A somehow annoying idiosynchrasy of the T14SG user interface is that you cannot simply enter a particular failsafe value. Even if you happen to know the proper value, you are not allowed to simply enter it. Compare this with the end point setting, so why are you allowed to set it there and are not forced to teach it?
This basically forces us to program channel 7 in a way that outputs the required channel value for a failsafe and then teach this as the failsafe value to use for this channel. Simple things made complex. That's seemingly what some model enthusiasts thrills...
Note: For S.BUS(2) operation the failsafe setting of channel 7 doesn't seem to matter. Regardless of what we program here, the Naza-M chip seems to internally overwrite the U channel value with a predefined failsafe channel value whenever it encounters the S.BUS(2) failsafe bit being flagged. In principle, you can thus completely skip this programming if you just want automatic failsafe. In case you want to also manually trigger failsafe operation, please read on.
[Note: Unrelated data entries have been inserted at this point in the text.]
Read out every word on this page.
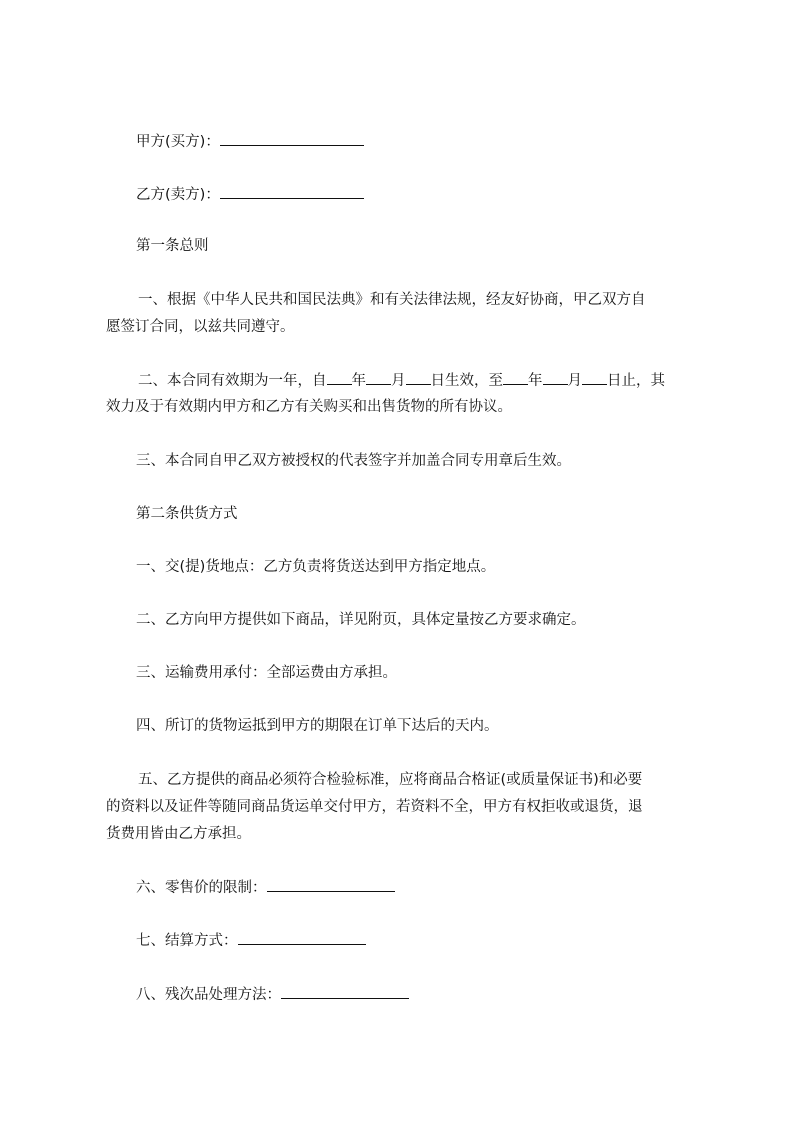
甲方(买方)：
乙方(卖方)：
第一条总则
一、根据《中华人民共和国民法典》和有关法律法规，经友好协商，甲乙双方自
愿签订合同，以兹共同遵守。
二、本合同有效期为一年，自 年 月 日生效，至 年 月 日止，其
效力及于有效期内甲方和乙方有关购买和出售货物的所有协议。
三、本合同自甲乙双方被授权的代表签字并加盖合同专用章后生效。
第二条供货方式
一、交(提)货地点：乙方负责将货送达到甲方指定地点。
二、乙方向甲方提供如下商品，详见附页，具体定量按乙方要求确定。
三、运输费用承付：全部运费由方承担。
四、所订的货物运抵到甲方的期限在订单下达后的天内。
五、乙方提供的商品必须符合检验标准，应将商品合格证(或质量保证书)和必要
的资料以及证件等随同商品货运单交付甲方，若资料不全，甲方有权拒收或退货，退
货费用皆由乙方承担。
六、零售价的限制：
七、结算方式：
八、残次品处理方法：
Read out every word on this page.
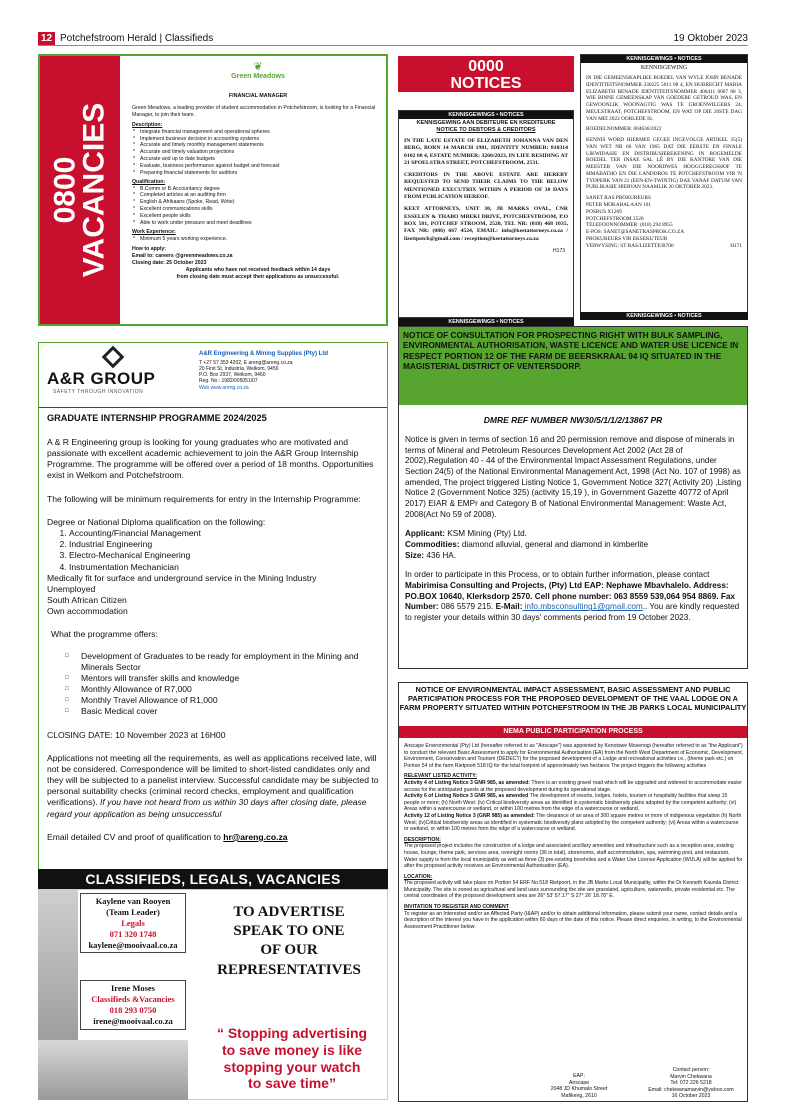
12 Potchefstroom Herald | Classifieds	19 Oktober 2023
0800
VACANCIES
❦
Green Meadows
FINANCIAL MANAGER

Green Meadows, a leading provider of student accommodation in Potchefstroom, is looking for a Financial Manager, to join their team.

Description:
* Integrate financial management and operational spheres
* Implement business decision in accounting systems
* Accurate and timely monthly management statements
* Accurate and timely valuation projections
* Accurate and up to date budgets
* Evaluate, business performance against budget and forecast
* Preparing financial statements for auditors
Qualification:
* B.Comm or B.Accountancy degree
* Completed articles at an auditing firm
* English & Afrikaans (Spoke, Read, Write)
* Excellent communications skills
* Excellent people skills
* Able to work under pressure and meet deadlines
Work Experience:
* Minimum 5 years working experience.
How to apply:
Email to: careers @greenmeadows.co.za
Closing date: 25 October 2023
Applicants who have not received feedback within 14 days
from closing date must accept their applications as unsuccessful.
0000
NOTICES
KENNISGEWINGS • NOTICES
KENNISGEWING AAN DEBITEURE EN KREDITEURE
NOTICE TO DEBTORS & CREDITORS

IN THE LATE ESTATE OF ELIZABETH JOHANNA VAN DEN BERG, BORN 14 MARCH 1981, IDENTITY NUMBER: 810314 0102 08 4, ESTATE NUMBER: 3260/2023, IN LIFE RESIDING AT 21 SPOELSTRA STREET, POTCHEFSTROOM, 2531.

CREDITORS IN THE ABOVE ESTATE ARE HEREBY REQUESTED TO SEND THEIR CLAIMS TO THE BELOW MENTIONED EXECUTRIX WITHIN A PERIOD OF 30 DAYS FROM PUBLICATION HEREOF.

KEET ATTORNEYS, UNIT 30, JB MARKS OVAL, CNR ESSELEN & THABO MBEKI DRIVE, POTCHEFSTROOM, P.O BOX 581, POTCHEF STROOM, 2520, TEL NR: (018) 468 1035, FAX NR: (086) 667 4524, EMAIL: info@keetattorneys.co.za / lizettpotch@gmail.com / reception@keetattorneys.co.za

H173
KENNISGEWINGS • NOTICES
KENNISGEWINGS • NOTICES
KENNISGEWING

IN DIE GEMEENSKAPLIKE BOEDEL VAN WYLE JOHN BENADE IDENTITEITSNOMMER 330225 5011 08 4, EN HUBRECHT MARIA ELIZABETH BENADE IDENTITEITSNOMMER 400411 0007 08 3, WIE BINNE GEMEENSKAP VAN GOEDERE GETROUD WAS, EN GEWOONLIK WOONAGTIG WAS TE GROENWILGERS 24, MEULSTRAAT, POTCHEFSTROOM, EN WAT OP DIE 20STE DAG VAN MEI 2022 OORLEDE IS.

BOEDELNOMMER: 004636/2022

KENNIS WORD HIERMEE GEGEE INGEVOLGE ARTIKEL 35(5) VAN WET NR 66 VAN 1965 DAT DIE EERSTE EN FINALE LIKWIDASIE EN DISTRIBUSIEREKENING IN BOGEMELDE BOEDEL TER INSAE SAL LÊ BY DIE KANTORE VAN DIE MEESTER VAN DIE NOORDWES HOOGGEREGSHOF TE MMABATHO EN DIE LANDDROS TE POTCHEFSTROOM VIR 'N TYDPERK VAN 21 (EEN-EN-TWINTIG) DAE VANAF DATUM VAN PUBLIKASIE HIERVAN NAAMLIK 20 OKTOBER 2023.

SANET RAS PROKUREURS
PETER MOKABALAAN 101
POSBUS X1269
POTCHEFSTROOM 2520
TELEFOONNOMMER: (018) 294 8955
E-POS: SANET@SANETRASPROK.CO.ZA
PROKUREURS VIR EKSEKUTEUR
VERWYSING: ST RAS/LIZETTE/B700	H171
KENNISGEWINGS • NOTICES
A&R GROUP
SAFETY THROUGH INNOVATION
A&R Engineering & Mining Supplies (Pty) Ltd
T +27 57 353 4202, E areng@areng.co.za
20 First St, Industria, Welkom, 9459
P.O. Box 2937, Welkom, 9460
Reg. No.: 1982/005051/07
Web www.areng.co.za
GRADUATE INTERNSHIP PROGRAMME 2024/2025

A & R Engineering group is looking for young graduates who are motivated and passionate with excellent academic achievement to join the A&R Group Internship Programme. The programme will be offered over a period of 18 months. Opportunities exist in Welkom and Potchefstroom.

The following will be minimum requirements for entry in the Internship Programme:

Degree or National Diploma qualification on the following:
1. Accounting/Financial Management
2. Industrial Engineering
3. Electro-Mechanical Engineering
4. Instrumentation Mechanician
Medically fit for surface and underground service in the Mining Industry
Unemployed
South African Citizen
Own accommodation
What the programme offers:
□ Development of Graduates to be ready for employment in the Mining and Minerals Sector
□ Mentors will transfer skills and knowledge
□ Monthly Allowance of R7,000
□ Monthly Travel Allowance of R1,000
□ Basic Medical cover

CLOSING DATE: 10 November 2023 at 16H00

Applications not meeting all the requirements, as well as applications received late, will not be considered. Correspondence will be limited to short-listed candidates only and they will be subjected to a panelist interview. Successful candidate may be subjected to personal suitability checks (criminal record checks, employment and qualification verifications). If you have not heard from us within 30 days after closing date, please regard your application as being unsuccessful

Email detailed CV and proof of qualification to hr@areng.co.za

CLASSIFIEDS, LEGALS, VACANCIES
Kaylene van Rooyen
(Team Leader)
Legals
071 320 1748
kaylene@mooivaal.co.za
Irene Moses
Classifieds &Vacancies
018 293 0750
irene@mooivaal.co.za
TO ADVERTISE
SPEAK TO ONE
OF OUR
REPRESENTATIVES
“ Stopping advertising
to save money is like
stopping your watch
to save time”
NOTICE OF CONSULTATION FOR PROSPECTING RIGHT WITH BULK SAMPLING, ENVIRONMENTAL AUTHORISATION, WASTE LICENCE AND WATER USE LICENCE IN RESPECT PORTION 12 OF THE FARM DE BEERSKRAAL 94 IQ SITUATED IN THE MAGISTERIAL DISTRICT OF VENTERSDORP.
DMRE REF NUMBER NW30/5/1/1/2/13867 PR

Notice is given in terms of section 16 and 20 permission remove and dispose of minerals in terms of Mineral and Petroleum Resources Development Act 2002 (Act 28 of 2002),Regulation 40 - 44 of the Environmental Impact Assessment Regulations, under Section 24(5) of the National Environmental Management Act, 1998 (Act No. 107 of 1998) as amended, The project triggered Listing Notice 1, Government Notice 327( Activity 20) ,Listing Notice 2 (Government Notice 325) (activity 15,19 ), in Government Gazette 40772 of April 2017) EIAR & EMPr and Category B of National Environmental Management: Waste Act, 2008(Act No 59 of 2008).

Applicant: KSM Mining (Pty) Ltd.
Commodities: diamond alluvial, general and diamond in kimberlite

Size: 436 HA.

In order to participate in this Process, or to obtain further information, please contact Mabirimisa Consulting and Projects, (Pty) Ltd EAP: Nephawe Mbavhalelo. Address: PO.BOX 10640, Klerksdorp 2570. Cell phone number: 063 8559 539,064 954 8869. Fax Number: 086 5579 215. E-Mail: info.mbsconsulting1@gmail.com.. You are kindly requested to register your details within 30 days' comments period from 19 October 2023.

NOTICE OF ENVIRONMENTAL IMPACT ASSESSMENT, BASIC ASSESSMENT AND PUBLIC PARTICIPATION PROCESS FOR THE PROPOSED DEVELOPMENT OF THE VAAL LODGE ON A FARM PROPERTY SITUATED WITHIN POTCHEFSTROOM IN THE JB PARKS LOCAL MUNICIPALITY
NEMA PUBLIC PARTICIPATION PROCESS

Airscape Environmental (Pty) Ltd (hereafter referred to as "Airscape") was appointed by Kenotswe Mosenogi (hereafter referred to as "the Applicant") to conduct the relevant Basic Assessment to apply for Environmental Authorisation (EA) from the North West Department of Economic, Development, Environment, Conservation and Tourism (DEDECT) for the proposed development of a Lodge and recreational activities i.e., (theme park etc.) on Portion 54 of the farm Rietpoort 518 IQ for the total footprint of approximately two hectares The project triggers the following activities

RELEVANT LISTED ACTIVITY:
Activity 4 of Listing Notice 3 GNR 985, as amended: There is an existing gravel road which will be upgraded and widened to accommodate easier access for the anticipated guests at the proposed development during its operational stage.
Activity 6 of Listing Notice 3 GNR 985, as amended The development of resorts, lodges, hotels, tourism or hospitality facilities that sleep 15 people or more; (h) North West: (iv) Critical biodiversity areas as identified in systematic biodiversity plans adopted by the competent authority; (vi) Areas within a watercourse or wetland, or within 100 metres from the edge of a watercourse or wetland.

Activity 12 of Listing Notice 3 (GNR 985) as amended: The clearance of an area of 300 square metres or more of indigenous vegetation (h) North West; (iv)Critical biodiversity areas as identified in systematic biodiversity plans adopted by the competent authority; (vi) Areas within a watercourse or wetland, or within 100 metres from the edge of a watercourse or wetland.

DESCRIPTION:

The proposed project includes the construction of a lodge and associated ancillary amenities and infrastructure such as a reception area, existing house, lounge, theme park, services area, overnight rooms (36 in total), storerooms, staff accommodation, spa, swimming pool, and restaurant. Water supply is from the local municipality as well as three (3) pre-existing boreholes and a Water Use License Application (WULA) will be applied for after the proposed activity receives an Environmental Authorisation (EA).

LOCATION:

The proposed activity will take place on Portion 54 ERF No.518 Rietpoort, in the JB Marks Local Municipality, within the Dr Kenneth Kaunda District Municipality. The site is zoned as agricultural and land uses surrounding the site are grassland, agriculture, waterwells, private residential etc. The central coordinates of the proposed development area are 26° 53' 57.17" S 27° 26' 18.78" E.

INVITATION TO REGISTER AND COMMENT

To register as an Interested and/or an Affected Party (I&AP) and/or to obtain additional information, please submit your name, contact details and a description of the interest you have in the application within 60 days of the date of this notice. Please direct enquiries, in writing, to the Environmental Assessment Practitioner below:

EAP:
Airscape
2048 JD Khumalo Street
Mafikeng, 2610
Contact person:
Marvin Chekwana
Tel: 072 226 5218
Email: chekwanamarvin@yahoo.com
16 October 2023
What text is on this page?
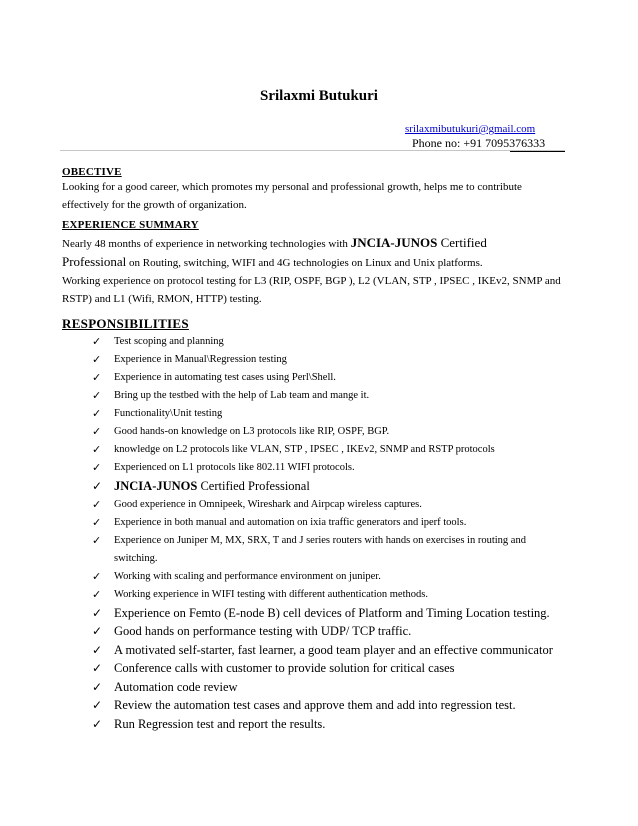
Srilaxmi Butukuri
srilaxmibutukuri@gmail.com
Phone no: +91 7095376333
OBECTIVE
Looking for a good career, which promotes my personal and professional growth, helps me to contribute effectively for the growth of organization.
EXPERIENCE SUMMARY
Nearly 48 months of experience in networking technologies with JNCIA-JUNOS Certified
Professional on Routing, switching, WIFI and 4G technologies on Linux and Unix platforms.
Working experience on protocol testing for L3 (RIP, OSPF, BGP ), L2 (VLAN, STP , IPSEC , IKEv2, SNMP and RSTP) and L1 (Wifi, RMON, HTTP) testing.
RESPONSIBILITIES
✓ Test scoping and planning
✓ Experience in Manual\Regression testing
✓ Experience in automating test cases using Perl\Shell.
✓ Bring up the testbed with the help of Lab team and mange it.
✓ Functionality\Unit testing
✓ Good hands-on knowledge on L3 protocols like RIP, OSPF, BGP.
✓ knowledge on L2 protocols like VLAN, STP , IPSEC , IKEv2, SNMP and RSTP protocols
✓ Experienced on L1 protocols like 802.11 WIFI protocols.
✓ JNCIA-JUNOS Certified Professional
✓ Good experience in Omnipeek, Wireshark and Airpcap wireless captures.
✓ Experience in both manual and automation on ixia traffic generators and iperf tools.
✓ Experience on Juniper M, MX, SRX, T and J series routers with hands on exercises in routing and switching.
✓ Working with scaling and performance environment on juniper.
✓ Working experience in WIFI testing with different authentication methods.
✓ Experience on Femto (E-node B) cell devices of Platform and Timing Location testing.
✓ Good hands on performance testing with UDP/ TCP traffic.
✓ A motivated self-starter, fast learner, a good team player and an effective communicator
✓ Conference calls with customer to provide solution for critical cases
✓ Automation code review
✓ Review the automation test cases and approve them and add into regression test.
✓ Run Regression test and report the results.
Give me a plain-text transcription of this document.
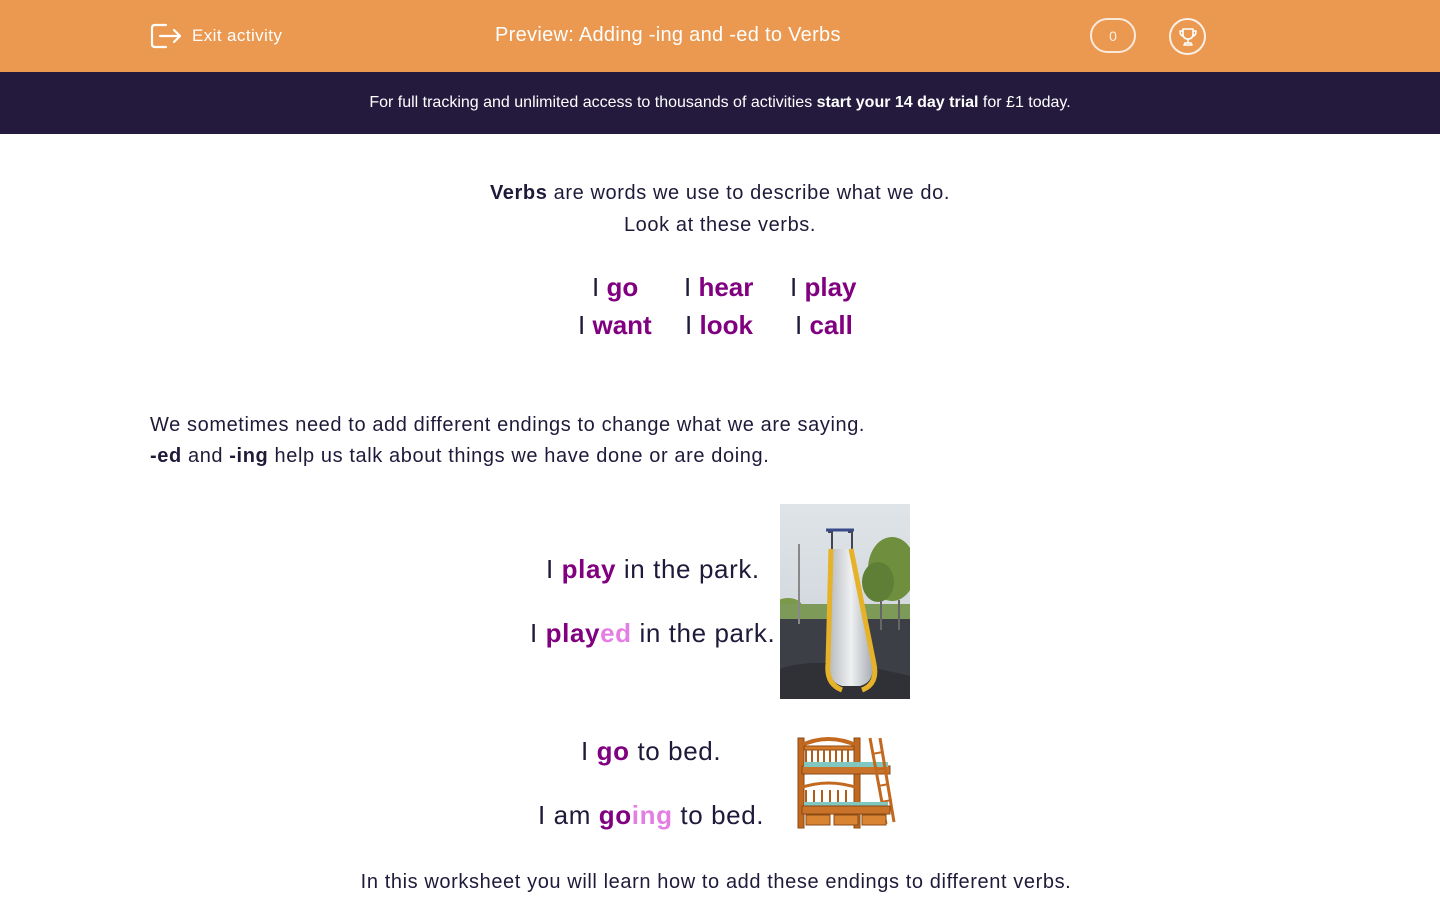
Exit activity	Preview: Adding -ing and -ed to Verbs	0
For full tracking and unlimited access to thousands of activities start your 14 day trial for £1 today.
Verbs are words we use to describe what we do.
Look at these verbs.
I go I hear I play
I want I look I call
We sometimes need to add different endings to change what we are saying.
-ed and -ing help us talk about things we have done or are doing.
I play in the park.
I played in the park.
I go to bed.
I am going to bed.
In this worksheet you will learn how to add these endings to different verbs.
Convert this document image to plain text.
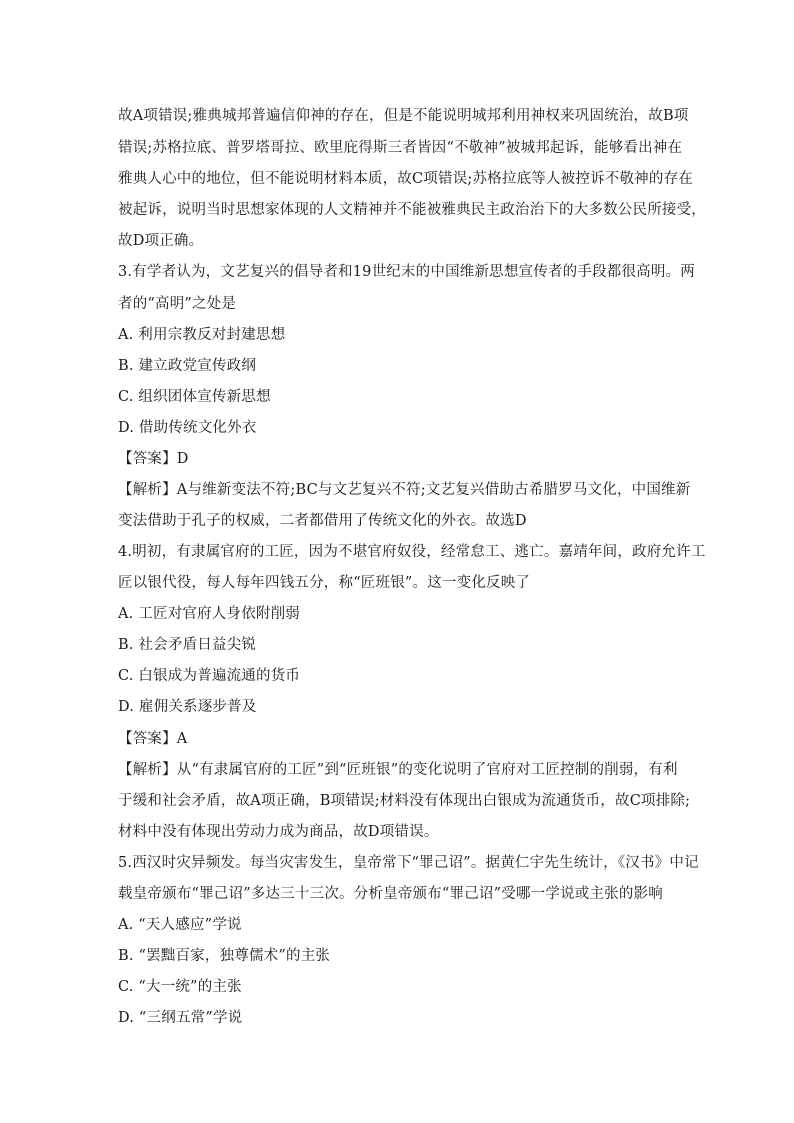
故A项错误;雅典城邦普遍信仰神的存在，但是不能说明城邦利用神权来巩固统治，故B项
错误;苏格拉底、普罗塔哥拉、欧里庇得斯三者皆因“不敬神”被城邦起诉，能够看出神在
雅典人心中的地位，但不能说明材料本质，故C项错误;苏格拉底等人被控诉不敬神的存在
被起诉，说明当时思想家体现的人文精神并不能被雅典民主政治治下的大多数公民所接受，
故D项正确。
3.有学者认为，文艺复兴的倡导者和19世纪末的中国维新思想宣传者的手段都很高明。两
者的“高明”之处是
A. 利用宗教反对封建思想
B. 建立政党宣传政纲
C. 组织团体宣传新思想
D. 借助传统文化外衣
【答案】D
【解析】A与维新变法不符;BC与文艺复兴不符;文艺复兴借助古希腊罗马文化，中国维新
变法借助于孔子的权威，二者都借用了传统文化的外衣。故选D
4.明初，有隶属官府的工匠，因为不堪官府奴役，经常怠工、逃亡。嘉靖年间，政府允许工
匠以银代役，每人每年四钱五分，称“匠班银”。这一变化反映了
A. 工匠对官府人身依附削弱
B. 社会矛盾日益尖锐
C. 白银成为普遍流通的货币
D. 雇佣关系逐步普及
【答案】A
【解析】从“有隶属官府的工匠”到“匠班银”的变化说明了官府对工匠控制的削弱，有利
于缓和社会矛盾，故A项正确，B项错误;材料没有体现出白银成为流通货币，故C项排除;
材料中没有体现出劳动力成为商品，故D项错误。
5.西汉时灾异频发。每当灾害发生，皇帝常下“罪己诏”。据黄仁宇先生统计，《汉书》中记
载皇帝颁布“罪己诏”多达三十三次。分析皇帝颁布“罪己诏”受哪一学说或主张的影响
A. “天人感应”学说
B. “罢黜百家，独尊儒术”的主张
C. “大一统”的主张
D. “三纲五常”学说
We dedicate mixer 2 to failsafe. |
Failsafe mixer 2. |
Mixer function for realizing channel U failsafe values. |
- -100% at -100%, yet this achieves only +55%. Roger? Ah yes, there's that endpoint setting on AUX3 that we once did, are you remembering it?
- -5% at +100%, this then gives us -50%.
- a Y offset of +45% moves the overall mixer function to the region where we require the output values to be.
The reciever failsafe triggers the Naza-M failsafe. |
Don't forget to flip switch SG back to off to leave failsafe mode. Done. What a mess.
Final Note
Deactivating (or inhibiting) the failsafe mixer 2. |
Post Scriptum
Only after documenting this way to program an explicit failsafe I realized that there is a shorter path to just teaching channel 7 AUX3 a particular failsafe value: just wire up channel 7 to one of the volume knows for a moment. In the failsafe configuration then turn the know and (re)teach its position until you are satisfied. And until the Naza-M assistant shows that the Naza-M interprets channel 7 AUX to be in failsafe position.
(*) A quick explanation to those who don't understand the joke: Emacs and Vi are two text editors preferred by some programmers. The pseudo-reglious war sparked in a self-deprecating manner is now considered part of the human heritage.